Direct air capture imo can’t escape the scaling problem - when the feedstock has CO2 at ~400 ppm the economics simply won’t work out despite various oil companies backing one off systems around the globe.
Capturing CO2 at the source (power plant, etc) would be simpler to reach economic viability but without incentives it’s dead on arrival. I believe the IRA infra bill had put a price ~$50/ton of CO2 captured.
I agree, plus were would one store the CO2 ? To get back to "1980", I really doubt puling CO2 from the atmosphere will ever work.

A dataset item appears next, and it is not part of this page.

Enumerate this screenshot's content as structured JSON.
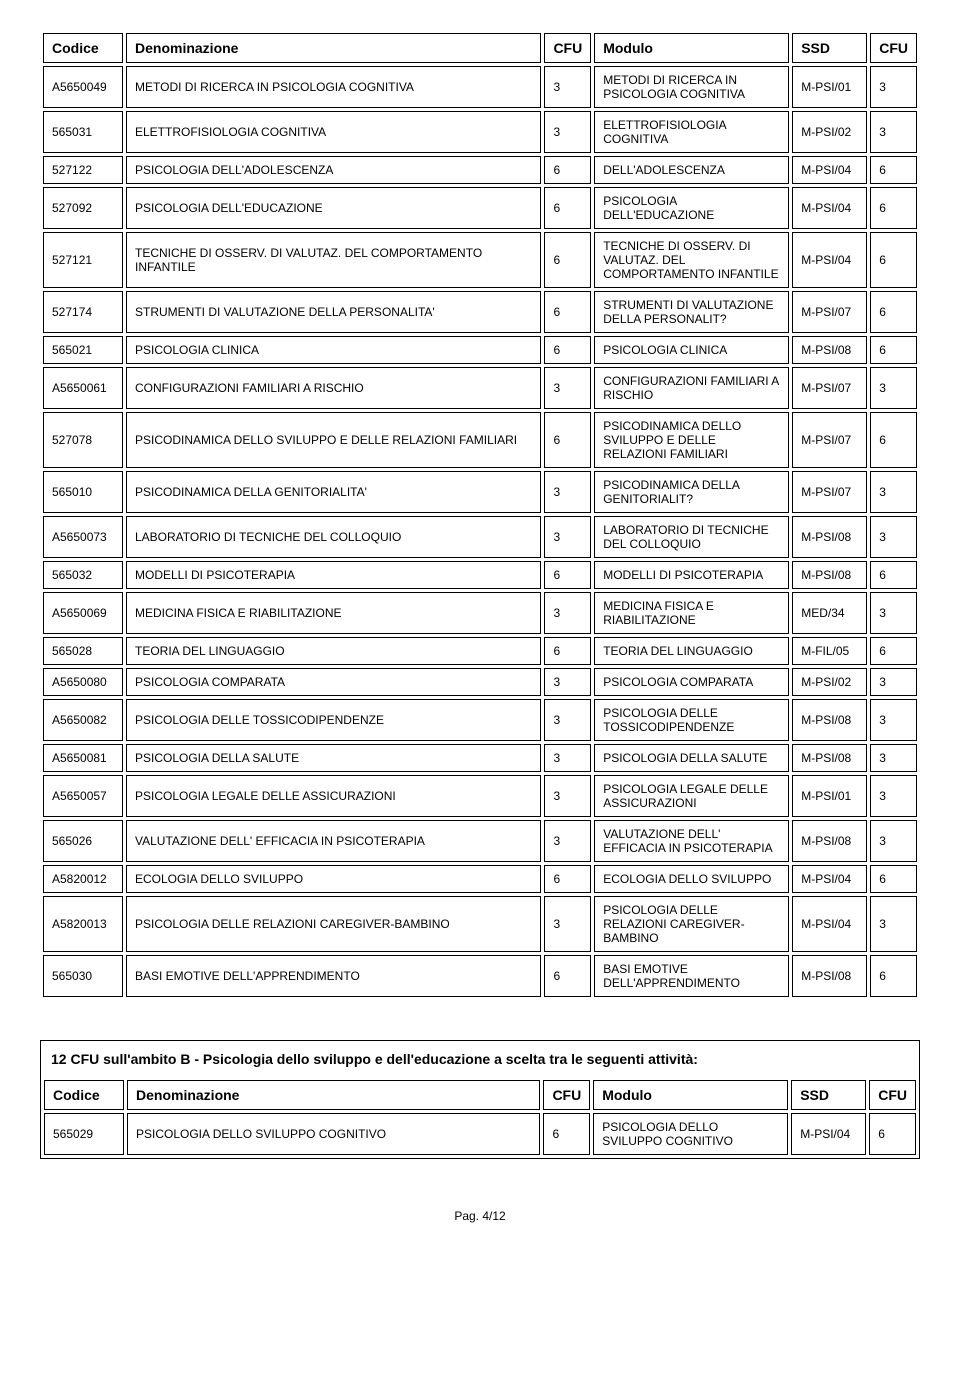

Another concern, who will pay for maintenance ? See this for why you cannot let CO2 escape from underground storage:
https://en.wikipedia.org/wiki/Lake_Nyos_disaster
If stored near a populated area, hundreds of thousands could be kill, including all animals and insects, in a matter of minutes if the "vault" has a catastrophic failure. I would rather live near a nuclear waste site than a CO2 Site.
But we still need to remove all the excess co2 that we released into the atmosphere since the start of the industrial revolution if we want to reduce the temperature back to what it was before we started disrupting the natural state of the plane.
We and previous generations took out a loan and the payment is coming due.
Because of the framing about degrees in celcius change people are thinking in small numbers, like "oh, it's just 1.5'C over normal. oops, we missed that, well maybe we'll get it at 2.0'C. They don't realize that if we want normal we ahve to reduce the temperaure and to do that we need to take that c02 blanket off that we've been tightly wrapping around our collective bodies for decades.
And that endeavor is nearly unfathomable. Think of all the energy used by humanity since the industrial revolution and the energy we're going to be producing in the time period that we attempt to sequester the previously poduced C02. All of that needs to be accounted for.
And then there's the surplus energy roiling around in the system now, and the collapse of food webs.
I don't see how we get our way out of this in the next 50 years.
Capturing CO2 at the source will always be worse than removing the source. At the same time, capturing CO2 from the air will stay necessary until we do it.